Tony Randall is the Case IH crop production sales specialist covering eastern South Dakota and the Red River Valley. He grew up on a diversified crop farm in Le Sueur, Minn. – the Valley of the Jolly Green Giant – and has an agronomy degree from the University of Minnesota-Waseca. Tony has been with Case IH for two years.
We’re done seeding wheat, and sugar beets are pretty well done, too. I’m guessing we’re close to 70 percent done with corn. A number of guys have started planting soybeans. We’re just getting started with the specialty crops. Potatoes are mostly in. Edible beans and sunflowers are last to get planted.

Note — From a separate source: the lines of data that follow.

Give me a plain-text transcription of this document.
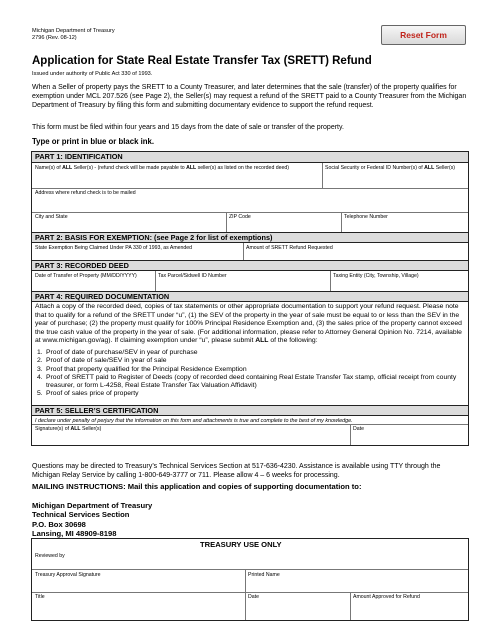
Michigan Department of Treasury
2796 (Rev. 08-12)	Reset Form
Application for State Real Estate Transfer Tax (SRETT) Refund
Issued under authority of Public Act 330 of 1993.
When a Seller of property pays the SRETT to a County Treasurer, and later determines that the sale (transfer) of the property qualifies for exemption under MCL 207.526 (see Page 2), the Seller(s) may request a refund of the SRETT paid to a County Treasurer from the Michigan Department of Treasury by filing this form and submitting documentary evidence to support the refund request.
This form must be filed within four years and 15 days from the date of sale or transfer of the property.
Type or print in blue or black ink.
PART 1: IDENTIFICATION
Name(s) of ALL Seller(s) - (refund check will be made payable to ALL seller(s) as listed on the recorded deed)	Social Security or Federal ID Number(s) of ALL Seller(s)
Address where refund check is to be mailed
City and State	ZIP Code	Telephone Number
PART 2: BASIS FOR EXEMPTION: (see Page 2 for list of exemptions)
State Exemption Being Claimed Under PA 330 of 1993, as Amended	Amount of SRETT Refund Requested
PART 3: RECORDED DEED
Date of Transfer of Property (MM/DD/YYYY)	Tax Parcel/Sidwell ID Number	Taxing Entity (City, Township, Village)
PART 4: REQUIRED DOCUMENTATION
Attach a copy of the recorded deed, copies of tax statements or other appropriate documentation to support your refund request. Please note that to qualify for a refund of the SRETT under “u”, (1) the SEV of the property in the year of sale must be equal to or less than the SEV in the year of purchase; (2) the property must qualify for 100% Principal Residence Exemption and, (3) the sales price of the property cannot exceed the true cash value of the property in the year of sale. (For additional information, please refer to Attorney General Opinion No. 7214, available at www.michigan.gov/ag). If claiming exemption under “u”, please submit ALL of the following:
1. Proof of date of purchase/SEV in year of purchase
2. Proof of date of sale/SEV in year of sale
3. Proof that property qualified for the Principal Residence Exemption
4. Proof of SRETT paid to Register of Deeds (copy of recorded deed containing Real Estate Transfer Tax stamp, official receipt from county treasurer, or form L-4258, Real Estate Transfer Tax Valuation Affidavit)
5. Proof of sales price of property
PART 5: SELLER’S CERTIFICATION
I declare under penalty of perjury that the information on this form and attachments is true and complete to the best of my knowledge.
Signature(s) of ALL Seller(s)	Date
Questions may be directed to Treasury’s Technical Services Section at 517-636-4230. Assistance is available using TTY through the Michigan Relay Service by calling 1-800-649-3777 or 711. Please allow 4 – 6 weeks for processing.
MAILING INSTRUCTIONS: Mail this application and copies of supporting documentation to:
Michigan Department of Treasury
Technical Services Section
P.O. Box 30698
Lansing, MI 48909-8198
TREASURY USE ONLY
Reviewed by
Treasury Approval Signature	Printed Name
Title	Date	Amount Approved for Refund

We started the planting season abnormally dry all across my area. In the last seven days, a lot of my South Dakota territory picked up anywhere from 3 to 8 inches of rain. We’ve gone from abnormally dry to abnormally wet in a week.
Unfortunately, the Grand Forks area is still abnormally dry. There’s talk of replanting sugar beets in the northern end of the Red River Valley because it has been so dry. It’s the first time anyone can remember that the river never hit flood stage, because there wasn’t any snow. Good grief, it was 75 degrees in February. Normally we’re messing with mud, not with dry dirt.
American Crystal and North Dakota State University invite growers to bring in their planter meters for testing to make sure they’re working correctly. The Advanced Seed Meter from the Early Riser® planter performed awesome with sugar beets for spacing and singulation and showed better results at higher planting speed than any other meter on the market! So our seed meter tests great, but that doesn’t measure the bottom half of the row unit. That’s where planting demos and stand counts come in.
We’ve been doing a lot of sugar beet and corn planting demos with the Early Riser 1260, a 36-row planter with 22-inch row spacing. I’ll be doing stand counts in those fields all this week. The stand counts are the final piece of the demonstration. We’ll enter the data into www.standcount.com. That’s a Case IH website site that will help you evaluate your plant stand quality, compare your results and access our database of agronomic data. It’s free, and it’s a great tool.
The big buzz in my area is tiling and drainage rights. Yield response to drainage tiles has been phenomenal. In the South Dakota Prairie Potholes region, you might have 20 acres of little potholes in the field that are always kind of wet. As soon as you put in drain tile, the guys will see a 20-80 bushel increase in corn yields. Some South Dakota farmers have paid for their tile investment the first year – it just takes a year or two to get all the permits and jump through all the hoops.
In North Dakota, they don’t have as many drainage rights issues because they already have drainage ditches. But most of the installations here require a lift pump to lift water out of the tiles and get it drained off. It’s great soil, wonderful ground, but it’s so flat that getting rid of excess water is a problem. Farming changes completely once they tile a field.
Have you tiled any fields to improve drainage? What kind of results did you get?